De hecho, no me extrañaría que alguna entrada fuera de mis problemas al hablar ahora. Es que tengo que estar muy atenta a las respiraciones, para hacerlas por la nariz y hablar sin quedarme sin aire y, como se me olvida, de repente me acuerdo y me callo para respirar por la nariz, que lo hago mucho más lento que por la boca... Y la gente se queda como en suspenso. El jueves, que trabajé, ya hubo algún compañero que me preguntó que si estaba bien al quedarme callada en mitad de una frase y poner cara de concentración (es que es difícil respirar con el diafragma y necesito pensarlo un poquito...).


Pero bueno, lo importante es que he mejorado mucho, que espero que la autovacuna que me estoy tomando ayude y que pronto pueda volver a cantar. ¡Qué ganas tengo de hacerlo!

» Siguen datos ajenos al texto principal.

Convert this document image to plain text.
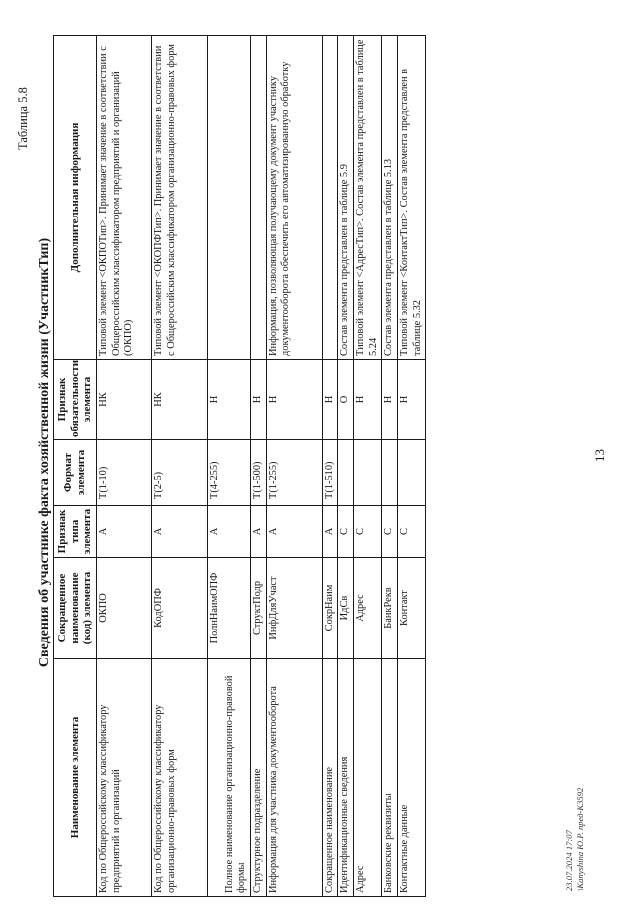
13
Таблица 5.8
Сведения об участнике факта хозяйственной жизни (УчастникТип)
Наименование элемента	Сокращенное наименование (код) элемента	Признак типа элемента	Формат элемента	Признак обязательности элемента	Дополнительная информация
Код по Общероссийскому классификатору предприятий и организаций	ОКПО	А	T(1-10)	НК	Типовой элемент <ОКПОТип>. Принимает значение в соответствии с Общероссийским классификатором предприятий и организаций (ОКПО)
Код по Общероссийскому классификатору организационно-правовых форм	КодОПФ	А	T(2-5)	НК	Типовой элемент <ОКОПФТип>. Принимает значение в соответствии с Общероссийским классификатором организационно-правовых форм
Полное наименование организационно-правовой формы	ПолнНаимОПФ	А	T(4-255)	Н	
Структурное подразделение	СтруктПодр	А	T(1-500)	Н	
Информация для участника документооборота	ИнфДляУчаст	А	T(1-255)	Н	Информация, позволяющая получающему документ участнику документооборота обеспечить его автоматизированную обработку
Сокращенное наименование	СокрНаим	А	T(1-510)	Н	
Идентификационные сведения	ИдСв	С		О	Состав элемента представлен в таблице 5.9
Адрес	Адрес	С		Н	Типовой элемент <АдресТип>. Состав элемента представлен в таблице 5.24
Банковские реквизиты	БанкРекв	С		Н	Состав элемента представлен в таблице 5.13
Контактные данные	Контакт	С		Н	Типовой элемент <КонтактТип>. Состав элемента представлен в таблице 5.32
23.07.2024 17:07 \Kanyshina Ю.Р. пред-К3592
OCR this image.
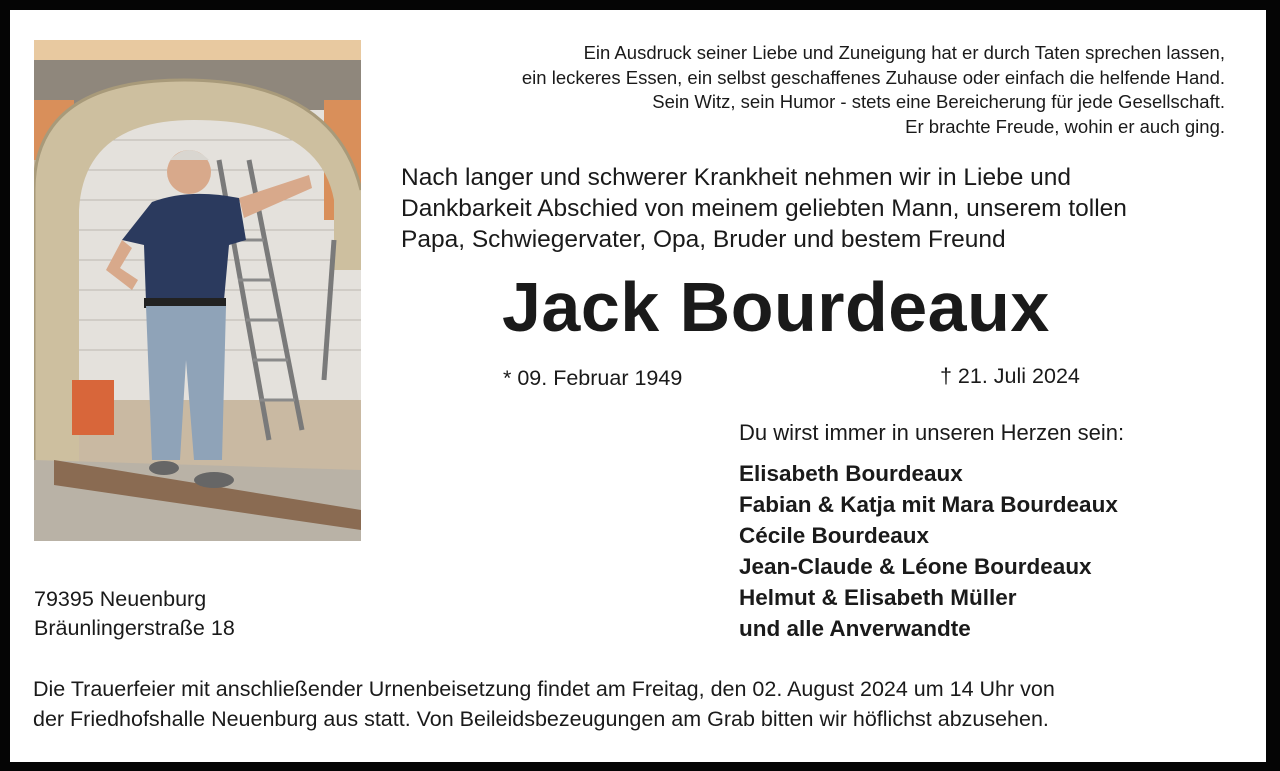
Ein Ausdruck seiner Liebe und Zuneigung hat er durch Taten sprechen lassen,
ein leckeres Essen, ein selbst geschaffenes Zuhause oder einfach die helfende Hand.
Sein Witz, sein Humor - stets eine Bereicherung für jede Gesellschaft.
Er brachte Freude, wohin er auch ging.
Nach langer und schwerer Krankheit nehmen wir in Liebe und
Dankbarkeit Abschied von meinem geliebten Mann, unserem tollen
Papa, Schwiegervater, Opa, Bruder und bestem Freund
Jack Bourdeaux
* 09. Februar 1949	† 21. Juli 2024
Du wirst immer in unseren Herzen sein:
Elisabeth Bourdeaux
Fabian & Katja mit Mara Bourdeaux
Cécile Bourdeaux
Jean-Claude & Léone Bourdeaux
Helmut & Elisabeth Müller
und alle Anverwandte
79395 Neuenburg
Bräunlingerstraße 18
Die Trauerfeier mit anschließender Urnenbeisetzung findet am Freitag, den 02. August 2024 um 14 Uhr von
der Friedhofshalle Neuenburg aus statt. Von Beileidsbezeugungen am Grab bitten wir höflichst abzusehen.
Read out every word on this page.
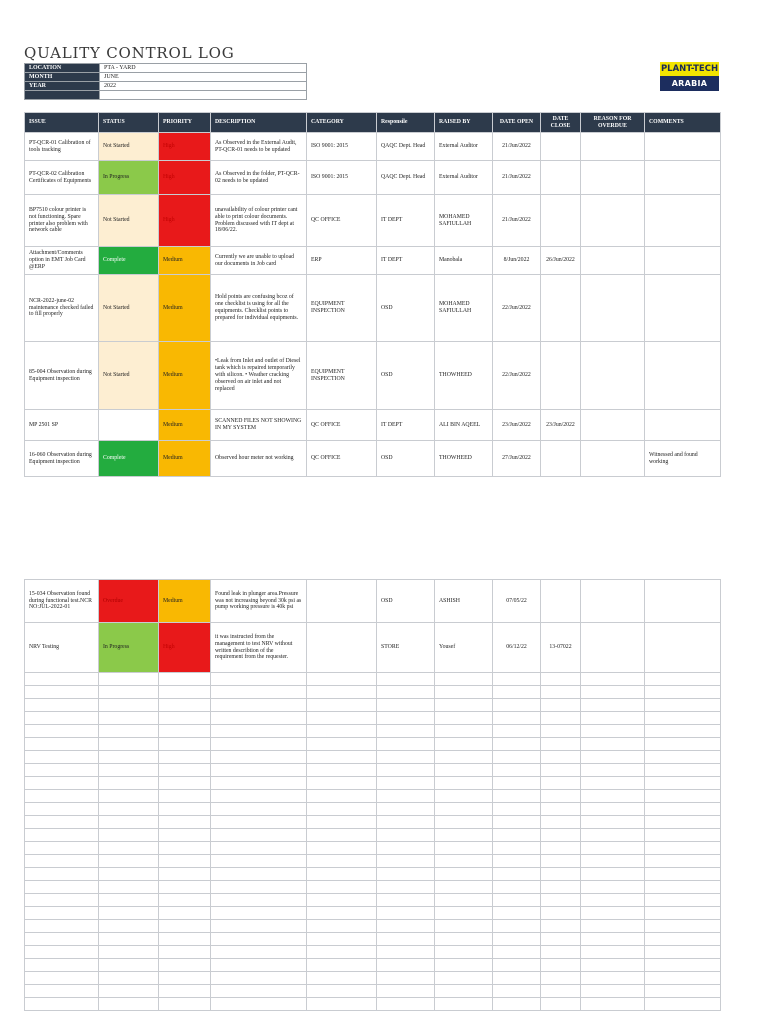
QUALITY CONTROL LOG
LOCATION	PTA - YARD
MONTH	JUNE
YEAR	2022

PLANT-TECH
ARABIA
ISSUE	STATUS	PRIORITY	DESCRIPTION	CATEGORY	Responsile	RAISED BY	DATE OPEN	DATE CLOSE	REASON FOR OVERDUE	COMMENTS
PT-QCR-01 Calibration of tools tracking	Not Started	High	As Observed in the External Audit, PT-QCR-01 needs to be updated	ISO 9001: 2015	QAQC Dept. Head	External Auditor	21/Jun/2022			
PT-QCR-02 Calibration Certificates of Equipments	In Progress	High	As Observed in the folder, PT-QCR-02 needs to be updated	ISO 9001: 2015	QAQC Dept. Head	External Auditor	21/Jun/2022			
BP7510 colour printer is not functioning. Spare printer also problem with network cable	Not Started	High	unavailability of colour printer cant able to print colour documents. Problem discussed with IT dept at 18/06/22.	QC OFFICE	IT DEPT	MOHAMED SAFIULLAH	21/Jun/2022			
Attachment/Comments option in EMT Job Card @ERP	Complete	Medium	Currently we are unable to upload our documents in Job card	ERP	IT DEPT	Manobala	8/Jun/2022	26/Jun/2022		
NCR-2022-june-02 maintenance checked failed to fill properly	Not Started	Medium	Hold points are confusing bcoz of one checklist is using for all the equipments. Checklist points to prepared for individual equipments.	EQUIPMENT INSPECTION	OSD	MOHAMED SAFIULLAH	22/Jun/2022			
85-004 Observation during Equipment inspection	Not Started	Medium	•Leak from Inlet and outlet of Diesel tank which is repaired temporarily with silicon. • Weather cracking observed on air inlet and not replaced	EQUIPMENT INSPECTION	OSD	THOWHEED	22/Jun/2022			
MP 2501 SP		Medium	SCANNED FILES NOT SHOWING IN MY SYSTEM	QC OFFICE	IT DEPT	ALI BIN AQEEL	23/Jun/2022	23/Jun/2022		
16-060 Observation during Equipment inspection	Complete	Medium	Observed hour meter not working	QC OFFICE	OSD	THOWHEED	27/Jun/2022			Witnessed and found working
15-034 Observation found during functional test.NCR NO:JUL-2022-01	Overdue	Medium	Found leak in plunger area.Pressure was not increasing beyond 30k psi as pump working pressure is 40k psi		OSD	ASHISH	07/05/22			
NRV Testing	In Progress	High	it was instructed from the management to test NRV without written describtion of the requirement from the requester.		STORE	Yousef	06/12/22	13-07022		
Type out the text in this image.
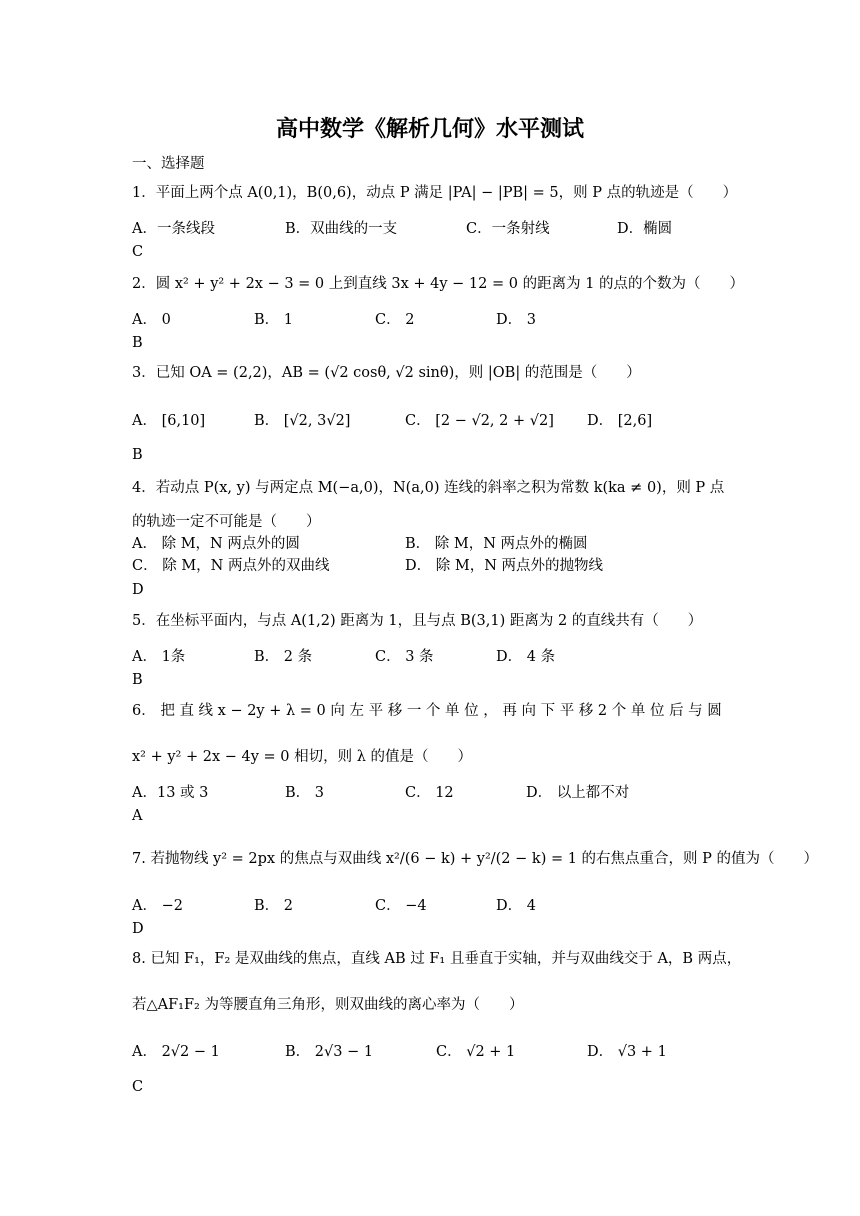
高中数学《解析几何》水平测试
一、选择题
1．平面上两个点 A(0,1)，B(0,6)，动点 P 满足 |PA| − |PB| = 5，则 P 点的轨迹是（　　）
A．一条线段	B．双曲线的一支	C．一条射线	D．椭圆
C
2．圆 x² + y² + 2x − 3 = 0 上到直线 3x + 4y − 12 = 0 的距离为 1 的点的个数为（　　）
A． 0	B． 1	C． 2	D． 3
B
3．已知 OA = (2,2)，AB = (√2 cosθ, √2 sinθ)，则 |OB| 的范围是（　　）
A． [6,10]	B． [√2, 3√2]	C． [2 − √2, 2 + √2] D． [2,6]
B
4．若动点 P(x, y) 与两定点 M(−a,0)，N(a,0) 连线的斜率之积为常数 k(ka ≠ 0)，则 P 点
的轨迹一定不可能是（　　）
A． 除 M，N 两点外的圆	B． 除 M，N 两点外的椭圆
C． 除 M，N 两点外的双曲线	D． 除 M，N 两点外的抛物线
D
5．在坐标平面内，与点 A(1,2) 距离为 1，且与点 B(3,1) 距离为 2 的直线共有（　　）
A． 1条	B． 2 条	C． 3 条	D． 4 条
B
6． 把 直 线 x − 2y + λ = 0 向 左 平 移 一 个 单 位 ， 再 向 下 平 移 2 个 单 位 后 与 圆
x² + y² + 2x − 4y = 0 相切，则 λ 的值是（　　）
A．13 或 3	B． 3	C． 12	D． 以上都不对
A
7. 若抛物线 y² = 2px 的焦点与双曲线 x²/(6 − k) + y²/(2 − k) = 1 的右焦点重合，则 P 的值为（　　）
A． −2	B． 2	C． −4	D． 4
D
8. 已知 F₁，F₂ 是双曲线的焦点，直线 AB 过 F₁ 且垂直于实轴，并与双曲线交于 A，B 两点，
若△AF₁F₂ 为等腰直角三角形，则双曲线的离心率为（　　）
A． 2√2 − 1	B． 2√3 − 1	C． √2 + 1	D． √3 + 1
C
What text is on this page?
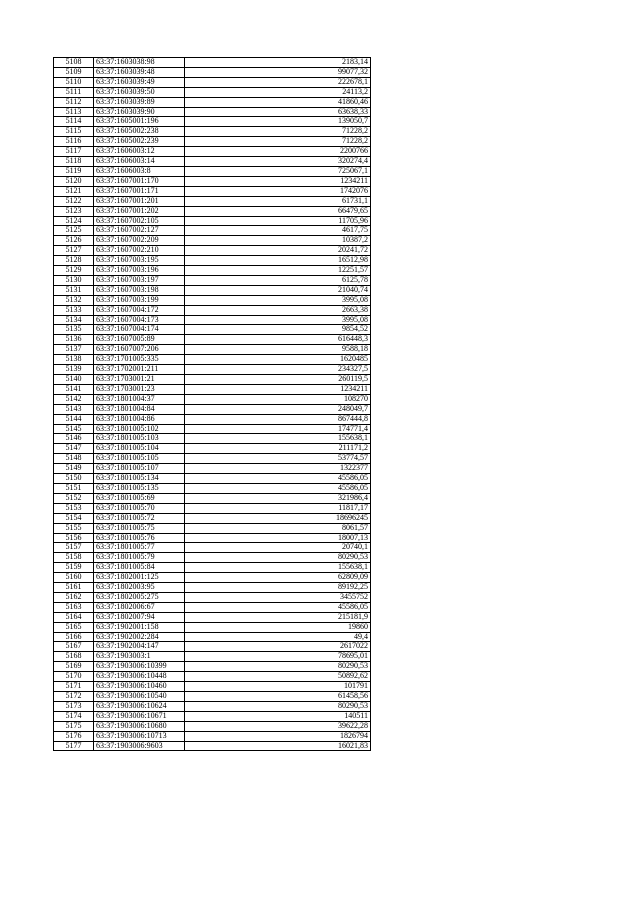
5108	63:37:1603038:98	2183,14
5109	63:37:1603039:48	99077,32
5110	63:37:1603039:49	222678,1
5111	63:37:1603039:50	24113,2
5112	63:37:1603039:89	41860,46
5113	63:37:1603039:90	63638,33
5114	63:37:1605001:196	139050,7
5115	63:37:1605002:238	71228,2
5116	63:37:1605002:239	71228,2
5117	63:37:1606003:12	2200766
5118	63:37:1606003:14	320274,4
5119	63:37:1606003:8	725067,1
5120	63:37:1607001:170	1234211
5121	63:37:1607001:171	1742076
5122	63:37:1607001:201	61731,1
5123	63:37:1607001:202	66479,65
5124	63:37:1607002:105	11705,96
5125	63:37:1607002:127	4617,75
5126	63:37:1607002:209	10387,2
5127	63:37:1607002:210	20241,72
5128	63:37:1607003:195	16512,98
5129	63:37:1607003:196	12251,57
5130	63:37:1607003:197	6125,78
5131	63:37:1607003:198	21040,74
5132	63:37:1607003:199	3995,08
5133	63:37:1607004:172	2663,38
5134	63:37:1607004:173	3995,08
5135	63:37:1607004:174	9854,52
5136	63:37:1607005:89	616448,3
5137	63:37:1607007:206	9588,18
5138	63:37:1701005:335	1620485
5139	63:37:1702001:211	234327,5
5140	63:37:1703001:21	260119,5
5141	63:37:1703001:23	1234211
5142	63:37:1801004:37	108270
5143	63:37:1801004:84	248049,7
5144	63:37:1801004:86	867444,8
5145	63:37:1801005:102	174771,4
5146	63:37:1801005:103	155638,1
5147	63:37:1801005:104	211171,2
5148	63:37:1801005:105	53774,57
5149	63:37:1801005:107	1322377
5150	63:37:1801005:134	45586,05
5151	63:37:1801005:135	45586,05
5152	63:37:1801005:69	321986,4
5153	63:37:1801005:70	11817,17
5154	63:37:1801005:72	18696245
5155	63:37:1801005:75	8061,57
5156	63:37:1801005:76	18007,13
5157	63:37:1801005:77	20740,1
5158	63:37:1801005:79	80290,53
5159	63:37:1801005:84	155638,1
5160	63:37:1802001:125	62809,09
5161	63:37:1802003:95	89192,25
5162	63:37:1802005:275	3455752
5163	63:37:1802006:67	45586,05
5164	63:37:1802007:94	215181,9
5165	63:37:1902001:158	19860
5166	63:37:1902002:284	49,4
5167	63:37:1902004:147	2617022
5168	63:37:1903003:1	78695,01
5169	63:37:1903006:10399	80290,53
5170	63:37:1903006:10448	50892,62
5171	63:37:1903006:10460	101791
5172	63:37:1903006:10540	61458,56
5173	63:37:1903006:10624	80290,53
5174	63:37:1903006:10671	140511
5175	63:37:1903006:10680	39622,28
5176	63:37:1903006:10713	1826794
5177	63:37:1903006:9603	16021,83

viernes, noviembre 21, 2008

Más silencio

Hoy he vuelto al otorrino. Iba más o menos feliz. Desde ayer tengo voz (poca, pero tengo) y aunque se me corta cada vez que hablo más de tres minutos seguidos pensé que me diría: 'Nada, guapa, ya puedes hablar sin pasarte' y que lo mismo me recomendaba un logopeda. Pero no, mis ilusiones por los suelos. Resulta que aunque mis edemas han mejorado, la cosa sigue ahí. Y como ni mi médico ni yo queremos tener que operarme (vamos, antes me quedo muda), tengo que seguir hablando lo menos posible hasta el mes de enero, acompañado de un tratamiento que se me está haciendo eterno (incluye un spray dos veces al día, pomada nasal antes de acostarme, un jarabe tres veces al día y una pastilla cuatro veces al día) y de doce sesiones de logopedia, tras las cuales mi médico espera que 'cantes como una profesional'.
A todo esto, trabajo en una oficina en la que se atiende a público. A todo esto, no sé si mis compañeros van a seguir siendo tan comprensivos con mi silencio y mi no atención al público y soy de las que prefiere no pedir la baja si hay algo que aún pueda hacer. A todo esto, estoy cansada de que el personal se crea que estoy enfadada o deprimida porque no hablo. A todo esto, estoy hasta las narices de no poder hablar con mis amigos o sólo hablar a ratillos cortos sin poder mantener una conversación medianamente interesante (a saltos, como que es difícil).
Para colmo, y a pesar de que me dijo que eran edemas, hoy mi querido doctor ha usado la palabra nódulos. Y la palabra operación. Y se me han puesto los pelos de punta. Sé que es una opción poco probable. Sé que seguramente me pondré bien en unas semanas, pero, sinceramente, ahora lo que tengo es rabia. ¿Por qué? Pues no lo sé... Al final va a ser que el silencio me cabrea.